Los de aquí, los que somos del centro de Buenos Aires, aprovechamos  la laguna artificial del Parque Centenario. Claro que, cuando la mayoría de nosotros se queda en el barrio, somos muchos. Esos días picoteamos algo y buscamos algún metro cuadrado disponible para poder sentir la unión con la naturaleza.
En ocasiones me da vértigo imaginar cómo sería no ser pato. Sé que al hacerlo soy un raro, pero a veces me pregunto si ser pato admite alternativas. También suele inestabilizarme algo que escucho o que veo, pero por suerte cada vez  que sufro cualquiera de esas  rarezas, la sangre circula  y termina por enfriarme cualquier desvelo.
Los patos nunca nos excedemos ni con la imaginación ni con las pretensiones. Sólo queremos un metro cuadrado para poder estar en lo nuestro. Eso es lo más importante: nuestra vida, la familia, nuestro lugar y que nada ni nadie nos moleste.
¡Los que saben nos aconsejan prudencia y límites! El pato que se atolondra por volar demasiado, podría ser muerto por algún cazador.

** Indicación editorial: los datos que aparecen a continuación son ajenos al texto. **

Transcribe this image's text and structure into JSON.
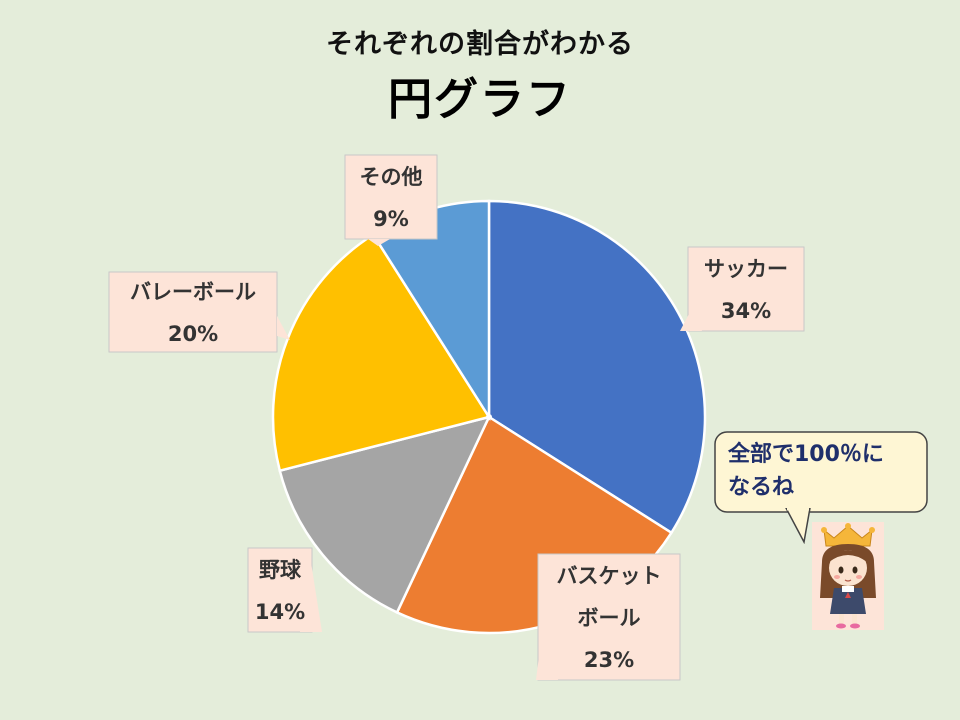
{
  "header": {
    "subtitle": "それぞれの割合がわかる",
    "title": "円グラフ"
  },
  "chart_data": {
    "type": "pie",
    "start_angle_deg": 0,
    "direction": "clockwise",
    "slices": [
      {
        "label": "サッカー",
        "label_lines": [
          "サッカー"
        ],
        "value": 34,
        "value_label": "34%",
        "color": "#4472c4"
      },
      {
        "label": "バスケットボール",
        "label_lines": [
          "バスケット",
          "ボール"
        ],
        "value": 23,
        "value_label": "23%",
        "color": "#ed7d31"
      },
      {
        "label": "野球",
        "label_lines": [
          "野球"
        ],
        "value": 14,
        "value_label": "14%",
        "color": "#a5a5a5"
      },
      {
        "label": "バレーボール",
        "label_lines": [
          "バレーボール"
        ],
        "value": 20,
        "value_label": "20%",
        "color": "#ffc000"
      },
      {
        "label": "その他",
        "label_lines": [
          "その他"
        ],
        "value": 9,
        "value_label": "9%",
        "color": "#5b9bd5"
      }
    ]
  },
  "speech_bubble": {
    "lines": [
      "全部で100％に",
      "なるね"
    ]
  },
  "colors": {
    "background": "#e4edda",
    "callout_fill": "#fde4d8",
    "bubble_fill": "#fef6d4",
    "bubble_text": "#1f2f6b"
  },
  "decoration": {
    "character": "princess-girl-icon"
  }
}
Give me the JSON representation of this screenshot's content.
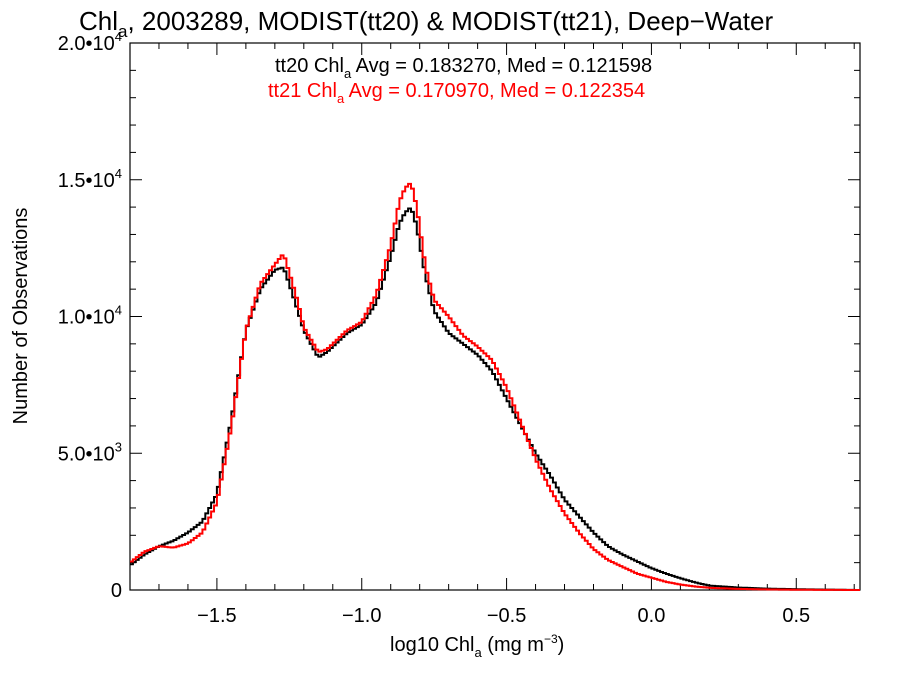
{
  "chart_data": {
    "type": "line",
    "title": {
      "prefix": "Chl",
      "sub": "a",
      "rest": ", 2003289, MODIST(tt20) & MODIST(tt21), Deep−Water"
    },
    "xlabel": {
      "prefix": "log10 Chl",
      "sub": "a",
      "rest": " (mg m",
      "sup": "−3",
      "end": ")"
    },
    "ylabel": "Number of Observations",
    "xlim": [
      -1.8,
      0.72
    ],
    "ylim": [
      0,
      20000
    ],
    "xticks": [
      {
        "value": -1.5,
        "label": "−1.5"
      },
      {
        "value": -1.0,
        "label": "−1.0"
      },
      {
        "value": -0.5,
        "label": "−0.5"
      },
      {
        "value": 0.0,
        "label": "0.0"
      },
      {
        "value": 0.5,
        "label": "0.5"
      }
    ],
    "yticks": [
      {
        "value": 0,
        "mant": "0",
        "exp": ""
      },
      {
        "value": 5000,
        "mant": "5.0•10",
        "exp": "3"
      },
      {
        "value": 10000,
        "mant": "1.0•10",
        "exp": "4"
      },
      {
        "value": 15000,
        "mant": "1.5•10",
        "exp": "4"
      },
      {
        "value": 20000,
        "mant": "2.0•10",
        "exp": "4"
      }
    ],
    "annotations": [
      {
        "prefix": "tt20 Chl",
        "sub": "a",
        "rest": " Avg = 0.183270, Med = 0.121598",
        "color": "#000000"
      },
      {
        "prefix": "tt21 Chl",
        "sub": "a",
        "rest": " Avg = 0.170970, Med = 0.122354",
        "color": "#ff0000"
      }
    ],
    "series": [
      {
        "color": "#000000",
        "x": [
          -1.8,
          -1.75,
          -1.7,
          -1.65,
          -1.6,
          -1.55,
          -1.5,
          -1.45,
          -1.4,
          -1.35,
          -1.3,
          -1.27,
          -1.25,
          -1.22,
          -1.2,
          -1.15,
          -1.12,
          -1.1,
          -1.05,
          -1.0,
          -0.95,
          -0.9,
          -0.87,
          -0.85,
          -0.83,
          -0.81,
          -0.78,
          -0.75,
          -0.7,
          -0.65,
          -0.6,
          -0.55,
          -0.5,
          -0.45,
          -0.4,
          -0.35,
          -0.3,
          -0.25,
          -0.2,
          -0.15,
          -0.1,
          -0.05,
          0.0,
          0.05,
          0.1,
          0.15,
          0.2,
          0.3,
          0.4,
          0.5,
          0.6,
          0.72
        ],
        "y": [
          900,
          1300,
          1600,
          1800,
          2100,
          2500,
          3500,
          6200,
          9500,
          11000,
          11700,
          11800,
          11200,
          10200,
          9500,
          8500,
          8700,
          8900,
          9400,
          9700,
          10500,
          12200,
          13400,
          13800,
          14000,
          13300,
          11500,
          10200,
          9400,
          9000,
          8600,
          8000,
          7000,
          6000,
          5000,
          4200,
          3300,
          2700,
          2100,
          1600,
          1300,
          1050,
          800,
          600,
          430,
          280,
          160,
          90,
          50,
          30,
          15,
          0
        ]
      },
      {
        "color": "#ff0000",
        "x": [
          -1.8,
          -1.75,
          -1.7,
          -1.65,
          -1.6,
          -1.55,
          -1.5,
          -1.45,
          -1.4,
          -1.35,
          -1.3,
          -1.27,
          -1.25,
          -1.22,
          -1.2,
          -1.15,
          -1.12,
          -1.1,
          -1.05,
          -1.0,
          -0.95,
          -0.9,
          -0.87,
          -0.85,
          -0.83,
          -0.81,
          -0.78,
          -0.75,
          -0.7,
          -0.65,
          -0.6,
          -0.55,
          -0.5,
          -0.45,
          -0.4,
          -0.35,
          -0.3,
          -0.25,
          -0.2,
          -0.15,
          -0.1,
          -0.05,
          0.0,
          0.05,
          0.1,
          0.15,
          0.2,
          0.3,
          0.4,
          0.5,
          0.6,
          0.72
        ],
        "y": [
          1000,
          1400,
          1600,
          1550,
          1700,
          2100,
          3200,
          6000,
          9500,
          11200,
          11900,
          12300,
          11600,
          10500,
          9600,
          8700,
          8800,
          9000,
          9500,
          9800,
          10800,
          12600,
          14200,
          14700,
          14900,
          14000,
          11800,
          10600,
          10000,
          9300,
          8900,
          8400,
          7400,
          6100,
          4800,
          3700,
          2800,
          2100,
          1500,
          1100,
          850,
          600,
          450,
          300,
          200,
          130,
          80,
          40,
          20,
          10,
          5,
          0
        ]
      }
    ]
  }
}
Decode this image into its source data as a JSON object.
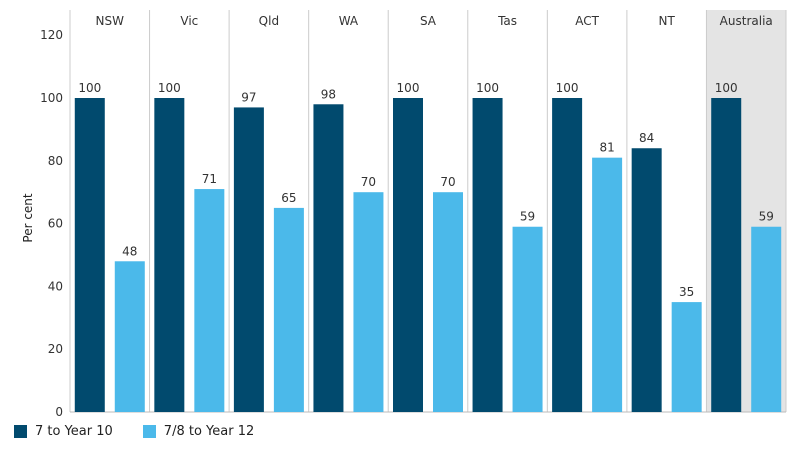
{
  "chart_data": {
    "type": "bar",
    "ylabel": "Per cent",
    "ylim": [
      0,
      120
    ],
    "yticks": [
      0,
      20,
      40,
      60,
      80,
      100,
      120
    ],
    "categories": [
      "NSW",
      "Vic",
      "Qld",
      "WA",
      "SA",
      "Tas",
      "ACT",
      "NT",
      "Australia"
    ],
    "highlighted_category": "Australia",
    "series": [
      {
        "name": "7 to Year 10",
        "color": "#014a6e",
        "values": [
          100,
          100,
          97,
          98,
          100,
          100,
          100,
          84,
          100
        ]
      },
      {
        "name": "7/8 to Year 12",
        "color": "#4bb9ea",
        "values": [
          48,
          71,
          65,
          70,
          70,
          59,
          81,
          35,
          59
        ]
      }
    ],
    "grid": false,
    "legend_position": "bottom-left"
  },
  "colors": {
    "highlight_panel": "#e4e4e4",
    "divider": "#cccccc"
  }
}
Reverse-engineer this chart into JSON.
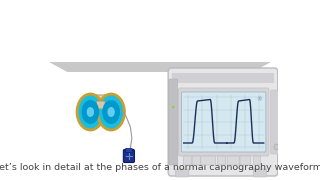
{
  "background_color": "#ffffff",
  "shelf_color": "#c8c8c8",
  "caption": "Let’s look in detail at the phases of a normal capnography waveform.",
  "caption_fontsize": 6.8,
  "waveform_color": "#1a2e5a",
  "grid_color": "#9bb5c8",
  "screen_bg": "#d5e8f0",
  "device_body_color": "#e6e6e8",
  "device_edge_color": "#cccccc",
  "lens_fill": "#1abde0",
  "lens_edge": "#c8a030",
  "lens_inner": "#0099cc",
  "hand_color": "#f0e0d0",
  "hand_edge": "#c8a080",
  "bag_color": "#1a3388",
  "strap_color": "#999999"
}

Desde principios del año pasado llevamos sesenta y tres patos muertos por cazadores, pero se excusan en que ellos también tienen derecho, en este caso, a cazar. Por eso nos resignamos a sufrir esas pérdidas como costo de una equilibrada convivencia.
Es prácticamente imposible que dada nuestra naturaleza lleguemos al enojo. Ser un buen pato es básicamente saber sostener indiferencia frente a los problemas, en especial cuando no los buscamos.